I couldn’t have written this book had it not been for South Asian stories and novelists that came before me. Here are just some of my favourites.
Monica Ali’s stunning debut novel is the one book I always tell people to read if they’re interested in books by South Asian authors. The story centres on Nazneen, a Bangladeshi woman who moves to London after an arranged marriage to an older man, and follows her story as she acclimates to a new life in a country she doesn’t know, and a new community far removed from the family and friends she new back home.
" There’s a real palpable sense of being immersed in the Bangladeshi community"
Growing up in East London, where the book is set, there’s a real palpable sense of being immersed in the Bangladeshi community in Brick Lane in Ali’s prose. A wonderful tribute to the men and women of Brick Lane, Tower Hamlets, and East London, the heart of Britain’s vibrant Bengali community, which I am proud to have grown up in.
Hamid beautifully explores what it’s like to be a refugee who has to flee home. We’ve all seen news items about people desperately trying to get to safety in boats, and the resistance and anti-immigrant attitude in parts of the West.
This book deftly explores the other side of the experience. What if your home city was torn apart? What if your family was slaughtered? Saeed and Nadia are two young people bound together as they flee their wartorn city, landing in a refugee camp in Mykonos, and then London, and California, by way of a magical portal. This book will stay with you.
Adiga won the Booker Prize for this novel back in 2008, and it’s easy to see why. A gripping story told in first person, Balram Halwai explains how he worked his way up from being a rickshaw puller to running his own business.
"Adiga won the Booker Prize for this novel, and it’s easy to see why"
The book explores the social inequality between the rich and poor in India, as well as its caste system and the hostitilies that exist between people of different religions in South Asia. Even all these years later, it remains relevant to our times as Britain goes through a cost-of-living crisis that appears to be affecting those with the least, the most.
Shamsie’s Women’s Prize for Fiction winner is a novel I hold dearly for the way it so succinctly explores the idea of dual cultural identities and the expectations of being a model minority in Britain. Anyone who has dual identities will be able to relate to the conflict between where your heritage lies and where you are raised.

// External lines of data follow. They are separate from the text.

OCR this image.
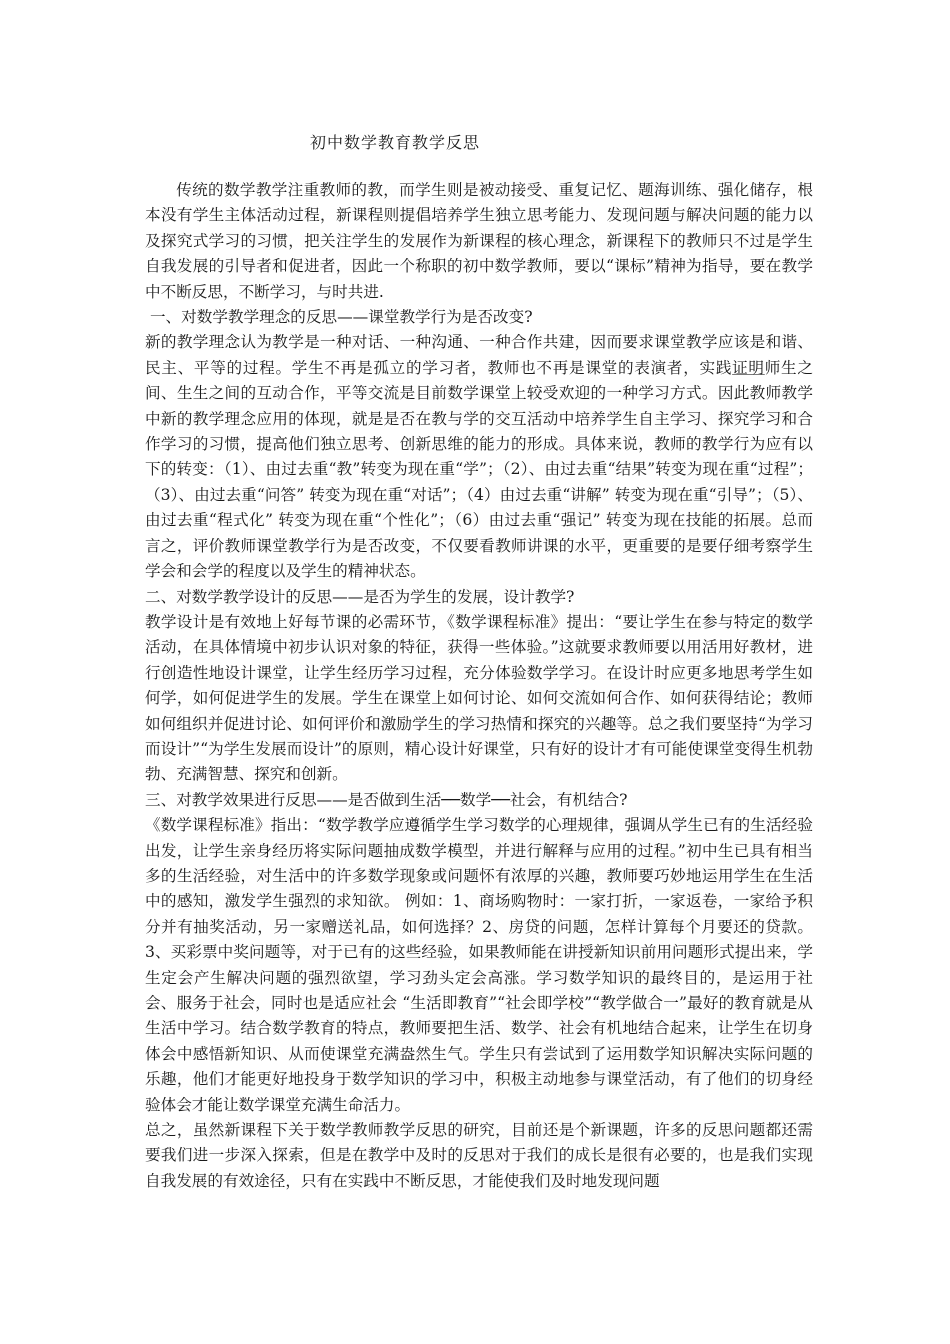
初中数学教育教学反思

传统的数学教学注重教师的教，而学生则是被动接受、重复记忆、题海训练、强化储存，根本没有学生主体活动过程，新课程则提倡培养学生独立思考能力、发现问题与解决问题的能力以及探究式学习的习惯，把关注学生的发展作为新课程的核心理念，新课程下的教师只不过是学生自我发展的引导者和促进者，因此一个称职的初中数学教师，要以“课标”精神为指导，要在教学中不断反思，不断学习，与时共进.

一、对数学教学理念的反思——课堂教学行为是否改变?

新的教学理念认为教学是一种对话、一种沟通、一种合作共建，因而要求课堂教学应该是和谐、民主、平等的过程。学生不再是孤立的学习者，教师也不再是课堂的表演者，实践证明师生之间、生生之间的互动合作，平等交流是目前数学课堂上较受欢迎的一种学习方式。因此教师教学中新的教学理念应用的体现，就是是否在教与学的交互活动中培养学生自主学习、探究学习和合作学习的习惯，提高他们独立思考、创新思维的能力的形成。具体来说，教师的教学行为应有以下的转变：（1）、由过去重“教”转变为现在重“学”；（2）、由过去重“结果”转变为现在重“过程”；（3）、由过去重“问答” 转变为现在重“对话”；（4）由过去重“讲解” 转变为现在重“引导”；（5）、由过去重“程式化” 转变为现在重“个性化”；（6）由过去重“强记” 转变为现在技能的拓展。总而言之，评价教师课堂教学行为是否改变，不仅要看教师讲课的水平，更重要的是要仔细考察学生学会和会学的程度以及学生的精神状态。

二、对数学教学设计的反思——是否为学生的发展，设计教学?

教学设计是有效地上好每节课的必需环节，《数学课程标准》提出：“要让学生在参与特定的数学活动，在具体情境中初步认识对象的特征，获得一些体验。”这就要求教师要以用活用好教材，进行创造性地设计课堂，让学生经历学习过程，充分体验数学学习。在设计时应更多地思考学生如何学，如何促进学生的发展。学生在课堂上如何讨论、如何交流如何合作、如何获得结论；教师如何组织并促进讨论、如何评价和激励学生的学习热情和探究的兴趣等。总之我们要坚持“为学习而设计”“为学生发展而设计”的原则，精心设计好课堂，只有好的设计才有可能使课堂变得生机勃勃、充满智慧、探究和创新。

三、对教学效果进行反思——是否做到生活──数学──社会，有机结合?

《数学课程标准》指出：“数学教学应遵循学生学习数学的心理规律，强调从学生已有的生活经验出发，让学生亲身经历将实际问题抽成数学模型，并进行解释与应用的过程。”初中生已具有相当多的生活经验，对生活中的许多数学现象或问题怀有浓厚的兴趣，教师要巧妙地运用学生在生活中的感知，激发学生强烈的求知欲。 例如：1、商场购物时：一家打折，一家返卷，一家给予积分并有抽奖活动，另一家赠送礼品，如何选择？2、房贷的问题，怎样计算每个月要还的贷款。3、买彩票中奖问题等，对于已有的这些经验，如果教师能在讲授新知识前用问题形式提出来，学生定会产生解决问题的强烈欲望，学习劲头定会高涨。学习数学知识的最终目的，是运用于社会、服务于社会，同时也是适应社会 “生活即教育”“社会即学校”“教学做合一”最好的教育就是从生活中学习。结合数学教育的特点，教师要把生活、数学、社会有机地结合起来，让学生在切身体会中感悟新知识、从而使课堂充满盎然生气。学生只有尝试到了运用数学知识解决实际问题的乐趣，他们才能更好地投身于数学知识的学习中，积极主动地参与课堂活动，有了他们的切身经验体会才能让数学课堂充满生命活力。

总之，虽然新课程下关于数学教师教学反思的研究，目前还是个新课题，许多的反思问题都还需要我们进一步深入探索，但是在教学中及时的反思对于我们的成长是很有必要的，也是我们实现自我发展的有效途径，只有在实践中不断反思，才能使我们及时地发现问题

In the book, Aneeka learns that her brother Parvaiz has fled the UK to join ISIS in Syria. Once he arrives there, he realises he has made a mistake and Aneeka tries to help bring him home with the help of her new paramour, Eammon. Eammon, it turns out, is the son of the new Home Secretary, who is of Pakistani heritage like Aneeka and Parvaiz, but is unsympathetic to the siblings in his own pursuit of power and attempts to ingratiate himself into the majority-white British government.

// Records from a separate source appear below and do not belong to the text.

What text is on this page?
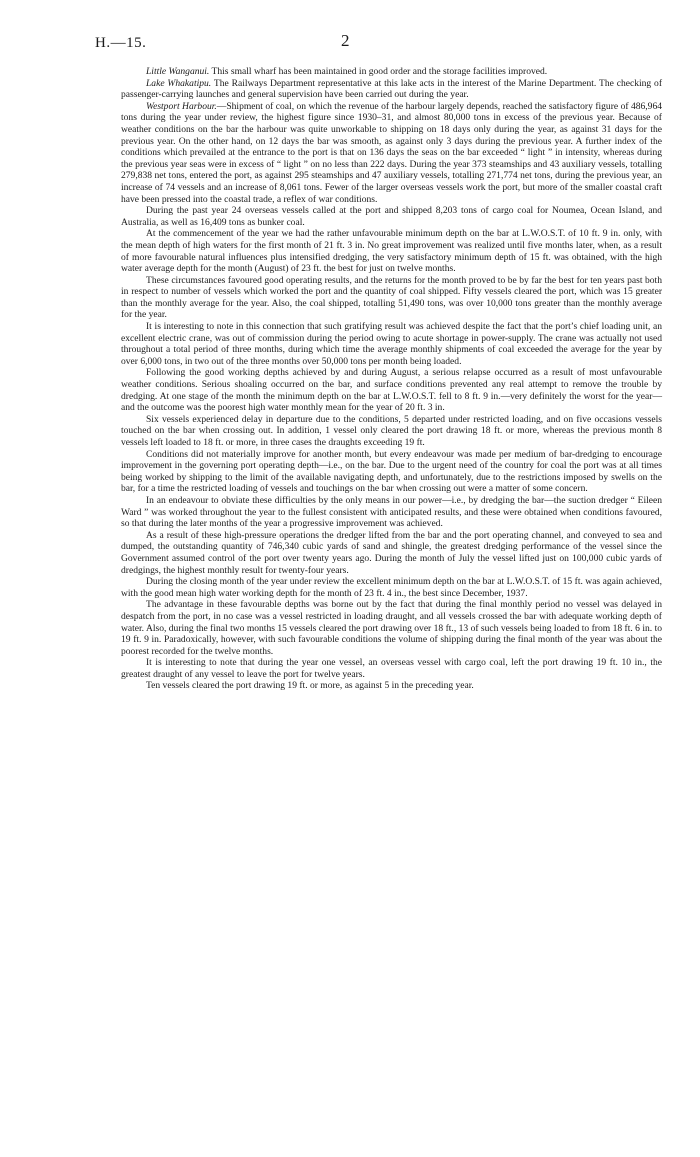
H.—15.	2

Little Wanganui. This small wharf has been maintained in good order and the storage facilities improved.

Lake Whakatipu. The Railways Department representative at this lake acts in the interest of the Marine Department. The checking of passenger-carrying launches and general supervision have been carried out during the year.

Westport Harbour.—Shipment of coal, on which the revenue of the harbour largely depends, reached the satisfactory figure of 486,964 tons during the year under review, the highest figure since 1930–31, and almost 80,000 tons in excess of the previous year. Because of weather conditions on the bar the harbour was quite unworkable to shipping on 18 days only during the year, as against 31 days for the previous year. On the other hand, on 12 days the bar was smooth, as against only 3 days during the previous year. A further index of the conditions which prevailed at the entrance to the port is that on 136 days the seas on the bar exceeded “ light ” in intensity, whereas during the previous year seas were in excess of “ light ” on no less than 222 days. During the year 373 steamships and 43 auxiliary vessels, totalling 279,838 net tons, entered the port, as against 295 steamships and 47 auxiliary vessels, totalling 271,774 net tons, during the previous year, an increase of 74 vessels and an increase of 8,061 tons. Fewer of the larger overseas vessels work the port, but more of the smaller coastal craft have been pressed into the coastal trade, a reflex of war conditions.

During the past year 24 overseas vessels called at the port and shipped 8,203 tons of cargo coal for Noumea, Ocean Island, and Australia, as well as 16,409 tons as bunker coal.

At the commencement of the year we had the rather unfavourable minimum depth on the bar at L.W.O.S.T. of 10 ft. 9 in. only, with the mean depth of high waters for the first month of 21 ft. 3 in. No great improvement was realized until five months later, when, as a result of more favourable natural influences plus intensified dredging, the very satisfactory minimum depth of 15 ft. was obtained, with the high water average depth for the month (August) of 23 ft. the best for just on twelve months.

These circumstances favoured good operating results, and the returns for the month proved to be by far the best for ten years past both in respect to number of vessels which worked the port and the quantity of coal shipped. Fifty vessels cleared the port, which was 15 greater than the monthly average for the year. Also, the coal shipped, totalling 51,490 tons, was over 10,000 tons greater than the monthly average for the year.

It is interesting to note in this connection that such gratifying result was achieved despite the fact that the port’s chief loading unit, an excellent electric crane, was out of commission during the period owing to acute shortage in power-supply. The crane was actually not used throughout a total period of three months, during which time the average monthly shipments of coal exceeded the average for the year by over 6,000 tons, in two out of the three months over 50,000 tons per month being loaded.

Following the good working depths achieved by and during August, a serious relapse occurred as a result of most unfavourable weather conditions. Serious shoaling occurred on the bar, and surface conditions prevented any real attempt to remove the trouble by dredging. At one stage of the month the minimum depth on the bar at L.W.O.S.T. fell to 8 ft. 9 in.—very definitely the worst for the year—and the outcome was the poorest high water monthly mean for the year of 20 ft. 3 in.

Six vessels experienced delay in departure due to the conditions, 5 departed under restricted loading, and on five occasions vessels touched on the bar when crossing out. In addition, 1 vessel only cleared the port drawing 18 ft. or more, whereas the previous month 8 vessels left loaded to 18 ft. or more, in three cases the draughts exceeding 19 ft.

Conditions did not materially improve for another month, but every endeavour was made per medium of bar-dredging to encourage improvement in the governing port operating depth—i.e., on the bar. Due to the urgent need of the country for coal the port was at all times being worked by shipping to the limit of the available navigating depth, and unfortunately, due to the restrictions imposed by swells on the bar, for a time the restricted loading of vessels and touchings on the bar when crossing out were a matter of some concern.

In an endeavour to obviate these difficulties by the only means in our power—i.e., by dredging the bar—the suction dredger “ Eileen Ward ” was worked throughout the year to the fullest consistent with anticipated results, and these were obtained when conditions favoured, so that during the later months of the year a progressive improvement was achieved.

As a result of these high-pressure operations the dredger lifted from the bar and the port operating channel, and conveyed to sea and dumped, the outstanding quantity of 746,340 cubic yards of sand and shingle, the greatest dredging performance of the vessel since the Government assumed control of the port over twenty years ago. During the month of July the vessel lifted just on 100,000 cubic yards of dredgings, the highest monthly result for twenty-four years.

During the closing month of the year under review the excellent minimum depth on the bar at L.W.O.S.T. of 15 ft. was again achieved, with the good mean high water working depth for the month of 23 ft. 4 in., the best since December, 1937.

The advantage in these favourable depths was borne out by the fact that during the final monthly period no vessel was delayed in despatch from the port, in no case was a vessel restricted in loading draught, and all vessels crossed the bar with adequate working depth of water. Also, during the final two months 15 vessels cleared the port drawing over 18 ft., 13 of such vessels being loaded to from 18 ft. 6 in. to 19 ft. 9 in. Paradoxically, however, with such favourable conditions the volume of shipping during the final month of the year was about the poorest recorded for the twelve months.

It is interesting to note that during the year one vessel, an overseas vessel with cargo coal, left the port drawing 19 ft. 10 in., the greatest draught of any vessel to leave the port for twelve years.

Ten vessels cleared the port drawing 19 ft. or more, as against 5 in the preceding year.
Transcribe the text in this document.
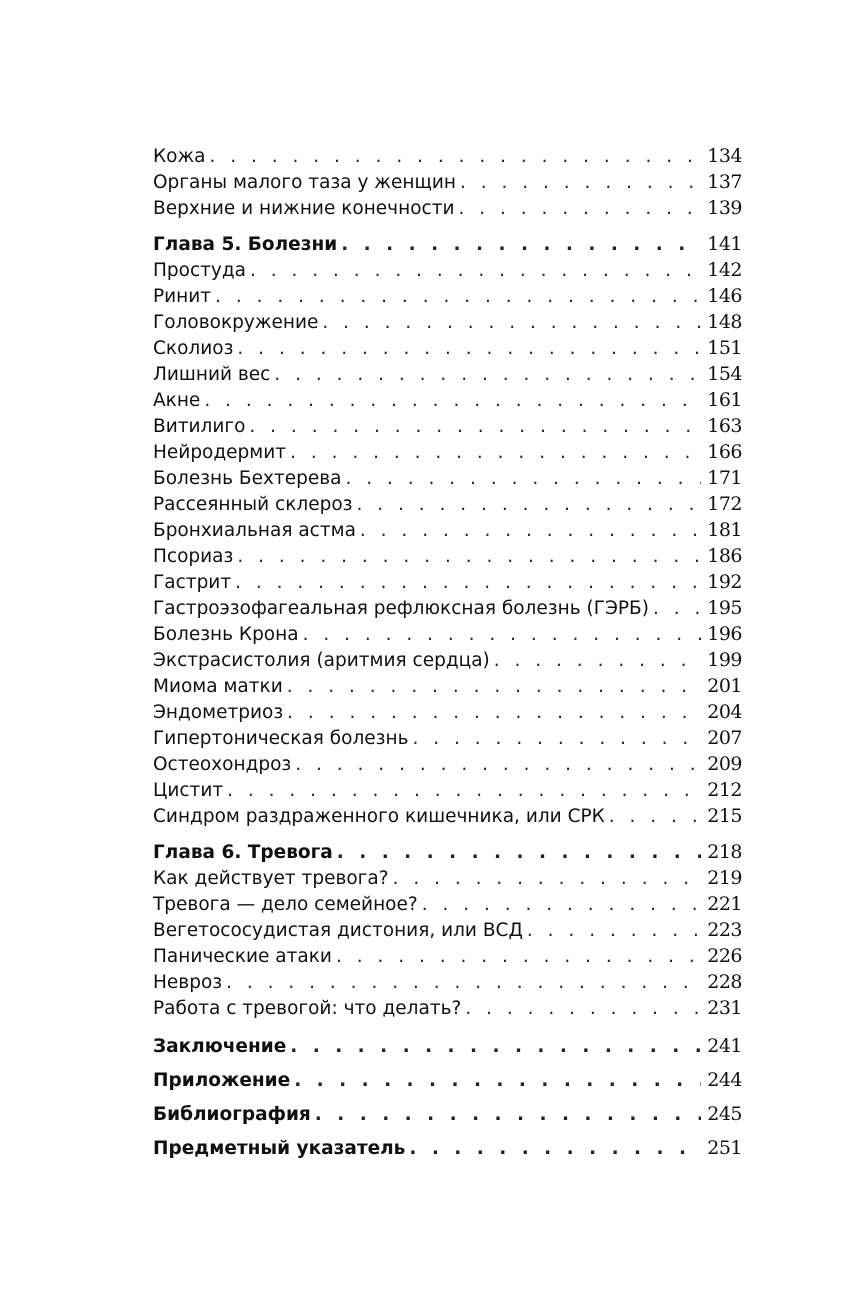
Кожа . . .	134
Органы малого таза у женщин . . .	137
Верхние и нижние конечности . . .	139
Глава 5. Болезни . . .	141
Простуда . . .	142
Ринит . . .	146
Головокружение . . .	148
Сколиоз . . .	151
Лишний вес . . .	154
Акне . . .	161
Витилиго . . .	163
Нейродермит . . .	166
Болезнь Бехтерева . . .	171
Рассеянный склероз . . .	172
Бронхиальная астма . . .	181
Псориаз . . .	186
Гастрит . . .	192
Гастроэзофагеальная рефлюксная болезнь (ГЭРБ) . . .	195
Болезнь Крона . . .	196
Экстрасистолия (аритмия сердца) . . .	199
Миома матки . . .	201
Эндометриоз . . .	204
Гипертоническая болезнь . . .	207
Остеохондроз . . .	209
Цистит . . .	212
Синдром раздраженного кишечника, или СРК . . .	215
Глава 6. Тревога . . .	218
Как действует тревога? . . .	219
Тревога — дело семейное? . . .	221
Вегетососудистая дистония, или ВСД . . .	223
Панические атаки . . .	226
Невроз . . .	228
Работа с тревогой: что делать? . . .	231
Заключение . . .	241
Приложение . . .	244
Библиография . . .	245
Предметный указатель . . .	251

I was delighted to learn that so many years after Brick Lane, Ali was back with a new novel, Love Marriage, which came out last year and feels as relevant to our times as Brick Lane did back then. This time, Ali explores the cultural gulf between Asian lead character Yasmin, a trainee doctor, and her white fiancé, Joe.

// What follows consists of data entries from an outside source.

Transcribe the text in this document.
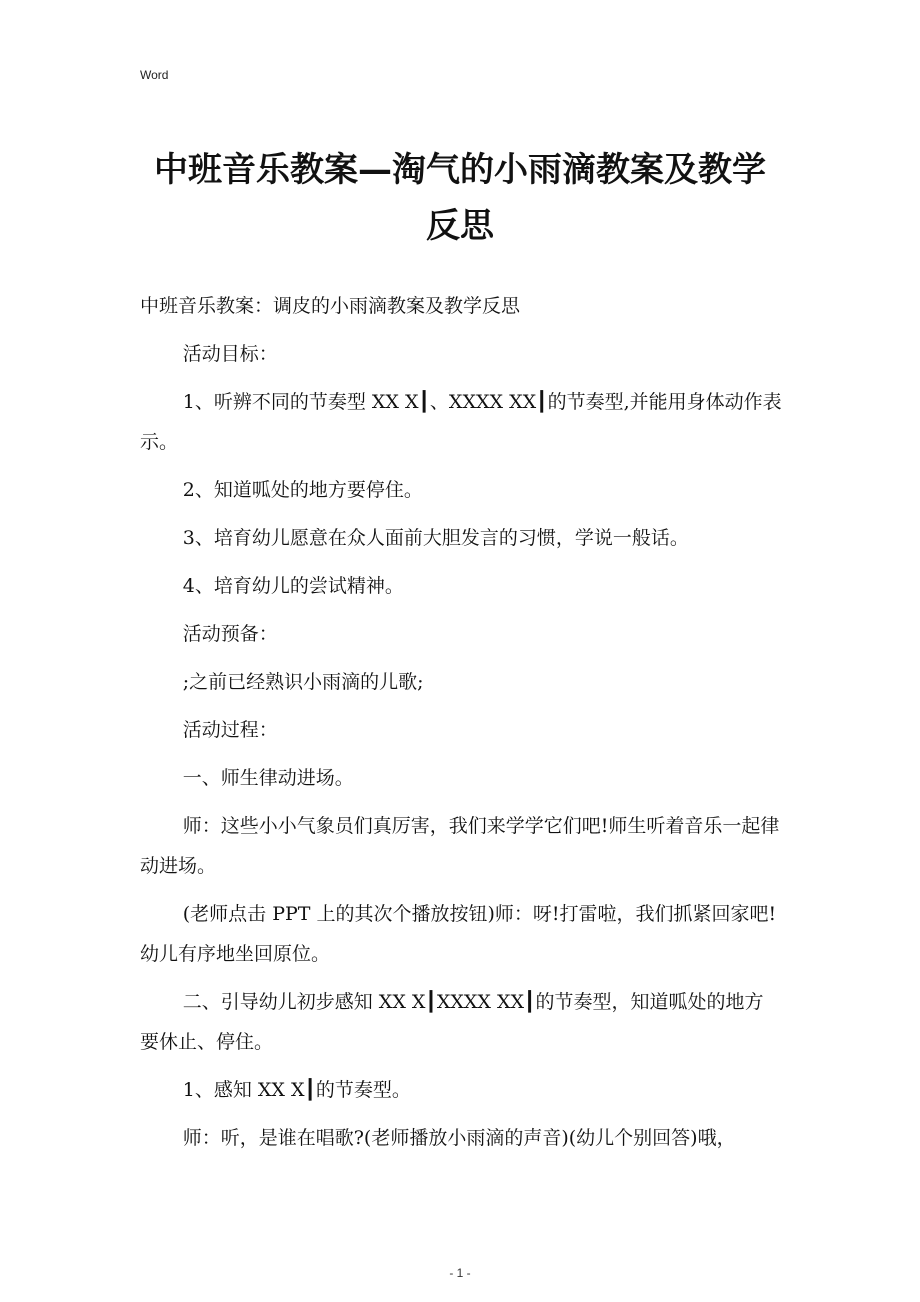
Word
中班音乐教案—淘气的小雨滴教案及教学反思

中班音乐教案：调皮的小雨滴教案及教学反思

活动目标：

1、听辨不同的节奏型 XX X┃、XXXX XX┃的节奏型,并能用身体动作表示。

2、知道呱处的地方要停住。

3、培育幼儿愿意在众人面前大胆发言的习惯，学说一般话。

4、培育幼儿的尝试精神。

活动预备：

;之前已经熟识小雨滴的儿歌;

活动过程：

一、师生律动进场。

师：这些小小气象员们真厉害，我们来学学它们吧!师生听着音乐一起律动进场。

(老师点击 PPT 上的其次个播放按钮)师：呀!打雷啦，我们抓紧回家吧!幼儿有序地坐回原位。

二、引导幼儿初步感知 XX X┃XXXX XX┃的节奏型，知道呱处的地方要休止、停住。

1、感知 XX X┃的节奏型。

师：听，是谁在唱歌?(老师播放小雨滴的声音)(幼儿个别回答)哦，

- 1 -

"The novel dissects the expectations around marriage among different generations"
With their impending marriage, Yasmin and Joe bring their families together, and what unfolds is an often riotous clash of cultures; both Yasmin and Joe suspect that their parents—Yasmin’s, immigrants from Kolkata, and Joe’s mother a liberal white feminist—might not get along. Instead, what follows is Yasmin’s mother, Anisah, having something of a feminist awakening of her own through her unlikely friendship with Harriet, Joe’s mother, which puts the pair at odds with Anisah’s more conservative father, Shaokat.
Yasmin and Joe find themselves in the middle of the drama—as well as their own when Yasmin finds out Joe has cheated, and then begins to question whether they should really get married. The novel dissects the expectations around marriage among different generations, and the challenges that come with being in an interracial relationship, in a clever, humorous way, and the characters of Anisah and Harriet are particularly memorable.